A paz esteja com vocês. Assim como o Pai me enviou, eu também envio a vocês. (Jo. 20, 19 – 31).
O texto inicia situando a cena no tempo. É a tarde do domingo da Páscoa, para os judeus, já havia iniciado um novo dia. Para João, contudo é ainda o dia da ressurreição, a nova era inaugurada pela vitória de Jesus sobre a morte. A referência a tarde do domingo reflete a práxis cristã de celebrar a eucaristia no dia do Senhor, à tardinha.
Estamos, portanto num contexto eucarístico. As portas fechadas denotam um aspecto negativo, o medo dos discípulos e um aspecto positivo, o novo estado de Jesus ressuscitado, para o qual não há barreira.
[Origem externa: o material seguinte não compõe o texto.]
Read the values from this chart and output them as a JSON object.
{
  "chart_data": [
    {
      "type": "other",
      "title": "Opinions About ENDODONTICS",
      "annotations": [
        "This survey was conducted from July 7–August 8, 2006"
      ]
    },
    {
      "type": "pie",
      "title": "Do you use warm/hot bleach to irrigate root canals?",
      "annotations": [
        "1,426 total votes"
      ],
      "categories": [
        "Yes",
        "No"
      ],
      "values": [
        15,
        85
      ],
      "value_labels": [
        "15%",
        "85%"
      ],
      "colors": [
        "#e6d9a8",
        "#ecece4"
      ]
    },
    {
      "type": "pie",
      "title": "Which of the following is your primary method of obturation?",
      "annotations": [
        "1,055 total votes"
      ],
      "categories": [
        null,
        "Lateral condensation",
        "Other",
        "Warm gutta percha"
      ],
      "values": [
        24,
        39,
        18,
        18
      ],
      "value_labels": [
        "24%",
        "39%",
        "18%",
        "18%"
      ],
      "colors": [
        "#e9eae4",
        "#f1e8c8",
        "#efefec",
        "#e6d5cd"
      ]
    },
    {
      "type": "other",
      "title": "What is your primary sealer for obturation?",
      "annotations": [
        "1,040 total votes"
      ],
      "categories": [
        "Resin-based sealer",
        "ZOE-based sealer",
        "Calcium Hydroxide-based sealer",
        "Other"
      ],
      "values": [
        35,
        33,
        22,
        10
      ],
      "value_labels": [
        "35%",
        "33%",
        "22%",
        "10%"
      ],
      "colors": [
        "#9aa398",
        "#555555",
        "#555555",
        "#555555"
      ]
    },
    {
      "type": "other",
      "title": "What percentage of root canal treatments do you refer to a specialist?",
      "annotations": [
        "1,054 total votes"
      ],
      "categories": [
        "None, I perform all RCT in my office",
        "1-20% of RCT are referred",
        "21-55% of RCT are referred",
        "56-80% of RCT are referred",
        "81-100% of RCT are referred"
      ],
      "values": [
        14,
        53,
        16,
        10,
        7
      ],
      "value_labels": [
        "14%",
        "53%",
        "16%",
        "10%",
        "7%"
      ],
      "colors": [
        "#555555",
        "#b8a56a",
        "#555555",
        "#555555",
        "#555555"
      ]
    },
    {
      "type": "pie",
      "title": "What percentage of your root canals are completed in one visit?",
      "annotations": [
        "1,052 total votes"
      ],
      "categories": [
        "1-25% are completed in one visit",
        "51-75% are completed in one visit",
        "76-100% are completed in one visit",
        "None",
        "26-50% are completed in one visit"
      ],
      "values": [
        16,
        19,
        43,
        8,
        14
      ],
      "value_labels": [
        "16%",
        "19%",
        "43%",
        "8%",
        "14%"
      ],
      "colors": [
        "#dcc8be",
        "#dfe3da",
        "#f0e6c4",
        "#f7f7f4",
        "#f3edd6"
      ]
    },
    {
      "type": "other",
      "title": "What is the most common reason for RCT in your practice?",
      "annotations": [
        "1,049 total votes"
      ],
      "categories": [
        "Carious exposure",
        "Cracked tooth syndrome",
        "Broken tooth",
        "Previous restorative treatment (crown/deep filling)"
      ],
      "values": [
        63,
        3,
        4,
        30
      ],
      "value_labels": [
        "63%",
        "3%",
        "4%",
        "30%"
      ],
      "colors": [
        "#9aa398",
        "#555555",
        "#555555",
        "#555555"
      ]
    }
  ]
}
Os discípulos estavam com medo das autoridades que haviam condenado Jesus à morte. É por isso que eles estavam reunidos a portas fechadas. Jesus já tinha ressuscitado, mas a comunidade ainda não havia compreendido a vitória da vida sobre a morte.
Jesus entra e fica no meio dos discípulos. O evangelho quer mostrar que Jesus é o centro da comunidade, e que deseja a paz para todos. Jesus não quer medo, mas paz. Na bíblia, a palavra paz (shalom) significa liberdade e vida em plenitude, sem exclusões, saúde, moradia, educação, alimentação, trabalho, lazer, e somos convidados hoje a vencer o medo e conquistar a paz.
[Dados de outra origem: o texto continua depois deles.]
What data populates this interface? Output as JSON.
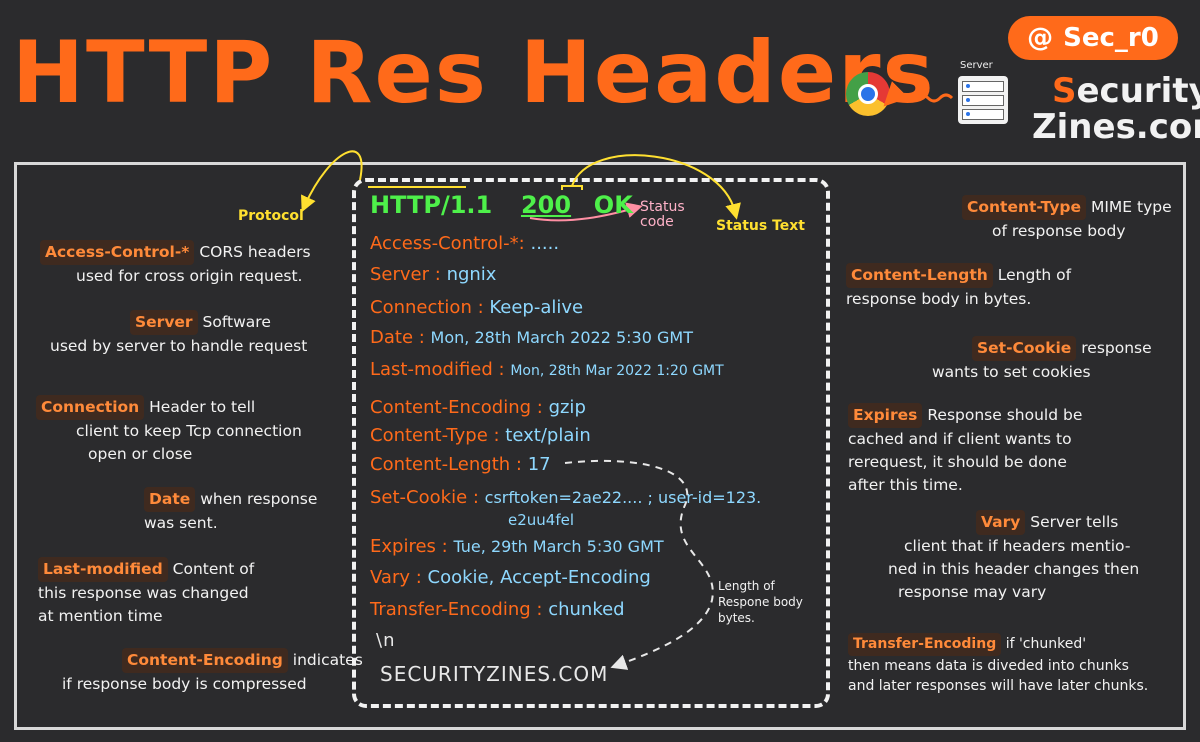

Quando o evangelho fala que Jesus sopra sobre os discípulos, não é à toa. O evangelista João quer mostrar que Jesus inicia uma nova criação. Vamos lembrar no Gênesis, Deus havia dado vida ao ser humano soprando nele o sopro da vida. Agora vencedor da morte, Jesus é que começa uma nova criação. Ele vem para dar a paz, a vida em plenitude.
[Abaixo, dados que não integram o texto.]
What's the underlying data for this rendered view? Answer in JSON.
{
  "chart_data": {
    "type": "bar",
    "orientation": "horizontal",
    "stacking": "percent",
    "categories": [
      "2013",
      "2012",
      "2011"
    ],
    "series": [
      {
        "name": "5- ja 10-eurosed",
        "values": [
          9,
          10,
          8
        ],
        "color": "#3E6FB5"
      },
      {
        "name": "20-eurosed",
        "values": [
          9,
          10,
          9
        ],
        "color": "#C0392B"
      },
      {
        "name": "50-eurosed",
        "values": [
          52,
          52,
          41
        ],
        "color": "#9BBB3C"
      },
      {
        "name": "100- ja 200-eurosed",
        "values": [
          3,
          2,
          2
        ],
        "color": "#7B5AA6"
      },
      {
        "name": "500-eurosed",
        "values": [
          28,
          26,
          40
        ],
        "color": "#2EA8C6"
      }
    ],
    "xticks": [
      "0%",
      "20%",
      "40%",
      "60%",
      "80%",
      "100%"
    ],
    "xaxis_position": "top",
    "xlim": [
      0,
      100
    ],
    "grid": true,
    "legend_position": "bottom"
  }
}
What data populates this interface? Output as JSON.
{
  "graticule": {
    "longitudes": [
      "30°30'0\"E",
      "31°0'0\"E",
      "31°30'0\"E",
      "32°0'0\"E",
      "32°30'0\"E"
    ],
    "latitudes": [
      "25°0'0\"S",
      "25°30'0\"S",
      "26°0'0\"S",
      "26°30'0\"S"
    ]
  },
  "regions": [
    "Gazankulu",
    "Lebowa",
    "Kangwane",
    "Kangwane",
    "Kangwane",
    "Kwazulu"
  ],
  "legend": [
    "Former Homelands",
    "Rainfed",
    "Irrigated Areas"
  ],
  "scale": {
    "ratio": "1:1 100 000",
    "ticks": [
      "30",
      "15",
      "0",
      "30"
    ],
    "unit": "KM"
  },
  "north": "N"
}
Jesus envia o Espírito Santo. E o Espírito Santo é que vai animar os discípulos a continuar essa nova criação começada por Jesus, porque o Espírito é a presença de Deus na comunidade.
Jesus quer que os discípulos perdoem. No evangelho de João, pecar significa colaborar com os projetos de injustiça e morte. O poder de perdoar representa a missão dos discípulos de Jesus, que é trazer as pessoas de volta à vida, ao projeto de vida de Jesus. Perdoar é criar condições para que a pessoa empenhada num projeto de morte passe a colaborar com o projeto de vida do Jesus e trabalhe em favor da paz.
Por sua morte e ressurreição ele se tornou aquele que venceu o mundo e a morte. É a saudação do Cordeiro vencedor que ainda traz em si os sinais de vitória, as marcas nas mãos e no lado.
A reação da comunidade é a alegria que ninguém, de agora diante, poderá suprimir. Assim fortalecida, a comunidade está pronta para missão que o próprio Jesus recebeu. Como o Pai me enviou, assim também eu envio vocês. Quem garante a missão da comunidade será o Espírito Santo.
O Pentecostes acontece aqui, na tarde do dia da ressurreição. De agora em diante, batizados no Espírito Santo os cristãos têm encargo de continuar o projeto de Deus. Esse projeto é sintetizado assim: Os pecados daqueles que vocês perdoarem serão perdoados; os pecados daqueles que vocês não perdoarem, não serão perdoados.
Jesus sopra sobre os discípulos e lhes comunica sua própria missão. O sopro recorda Gn 2,7, o sopro vital do Deus que comunica a vida. João quer dizer que aqui, no dia da ressurreição, nasce a comunidade dos seguidores de Jesus, aos quais eles confia sua própria missão.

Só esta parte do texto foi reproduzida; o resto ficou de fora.